Neste texto foi mantida a grafia original

As tropas da guarnição federal revoltam-se — Adhesão de varios batalhões da Força Publica — Assalto ao Palacio dos Campos Elyseos — Os canhões de Sant'Anna atiram contra o Palacio de Campos Elyseos — Tomada do Telegrapho Nacional e da Estação da Luz pelos sediciosos — Prisão de officiaes de policia, do general Abilio de Noronha e do dr. Antonio Lobo — A egreja do Coração de Jesus attingida por granadas — Numerosos feridos — O governo federal toma providencias para debellar o movimento — Remessa de marinheiros para S. Paulo — Aviso ao publico — Interrupção do serviço de bondes — Os trens não partem de São Paulo — Não chegaram os comboios do Rio — O telephone e o telegrapho trancados.

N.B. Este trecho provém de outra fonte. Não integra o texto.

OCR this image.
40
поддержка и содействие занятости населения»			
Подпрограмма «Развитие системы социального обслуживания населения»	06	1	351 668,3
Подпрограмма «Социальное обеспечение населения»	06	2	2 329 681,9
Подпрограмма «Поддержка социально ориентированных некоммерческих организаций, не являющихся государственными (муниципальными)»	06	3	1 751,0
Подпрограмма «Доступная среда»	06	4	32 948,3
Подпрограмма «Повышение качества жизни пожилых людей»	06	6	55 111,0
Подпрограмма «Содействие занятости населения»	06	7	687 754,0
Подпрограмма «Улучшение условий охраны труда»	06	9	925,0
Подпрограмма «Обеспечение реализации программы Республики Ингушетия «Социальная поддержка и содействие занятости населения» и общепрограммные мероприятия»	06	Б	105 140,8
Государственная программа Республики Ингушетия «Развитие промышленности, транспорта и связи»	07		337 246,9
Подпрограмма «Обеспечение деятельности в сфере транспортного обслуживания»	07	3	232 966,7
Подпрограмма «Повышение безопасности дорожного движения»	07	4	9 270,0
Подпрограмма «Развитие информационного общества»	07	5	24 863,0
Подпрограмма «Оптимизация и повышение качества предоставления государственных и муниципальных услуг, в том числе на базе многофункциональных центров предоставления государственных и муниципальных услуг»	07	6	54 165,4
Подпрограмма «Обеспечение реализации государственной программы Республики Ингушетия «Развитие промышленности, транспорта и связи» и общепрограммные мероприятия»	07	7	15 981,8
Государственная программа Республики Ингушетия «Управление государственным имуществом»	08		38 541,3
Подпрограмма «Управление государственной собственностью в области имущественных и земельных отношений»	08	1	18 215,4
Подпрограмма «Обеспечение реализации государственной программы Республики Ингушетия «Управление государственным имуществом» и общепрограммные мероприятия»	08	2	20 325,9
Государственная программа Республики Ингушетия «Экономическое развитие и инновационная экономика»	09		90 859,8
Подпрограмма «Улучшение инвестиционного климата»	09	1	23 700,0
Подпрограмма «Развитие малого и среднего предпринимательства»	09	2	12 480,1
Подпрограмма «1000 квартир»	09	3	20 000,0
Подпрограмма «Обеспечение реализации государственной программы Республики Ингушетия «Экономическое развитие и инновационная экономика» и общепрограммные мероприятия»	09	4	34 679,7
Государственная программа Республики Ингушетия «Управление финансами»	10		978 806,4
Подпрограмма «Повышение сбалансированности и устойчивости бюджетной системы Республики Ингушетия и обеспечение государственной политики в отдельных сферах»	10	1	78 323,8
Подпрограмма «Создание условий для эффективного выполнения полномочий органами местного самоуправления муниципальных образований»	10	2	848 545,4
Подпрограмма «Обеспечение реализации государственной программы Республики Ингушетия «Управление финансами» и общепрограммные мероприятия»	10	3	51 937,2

O movimento militar que hoje rebentou nesta capital, coincide com a data do segundo anniversario da sedição do exercito, verificada na capital da Republica, e que teve por scenario principal o forte de Copacabana. Este movimento irrompe de surpresa. A não serem os vagos boatos que, como tal, um diario carioca disse ouvir e lançou em publico, e que em nossa edição de honte transcrevemos, nada, absolutamente nada transpirou da revolta. Que fins a dirigem. É o que se está por saber. Espalham-se boatos de todas as formas ; uns affirmam que os sediciosos querem impor a demissão franceza e a liberdade dos officiaes envolvidos na revolução de Julho; outros levam a supposição mais longe, e asseguram que o momento desta capital obedece a um plano combinado, que deveria ter irrompido simultaneamente em São Paulo, no Rio de Janeiro e no Rio Grande do Sul. Versões varias embaralham-se. Limitamo-nos a dar ao publico o maior numero de informações fidedignas que a nossa reportagem deteve.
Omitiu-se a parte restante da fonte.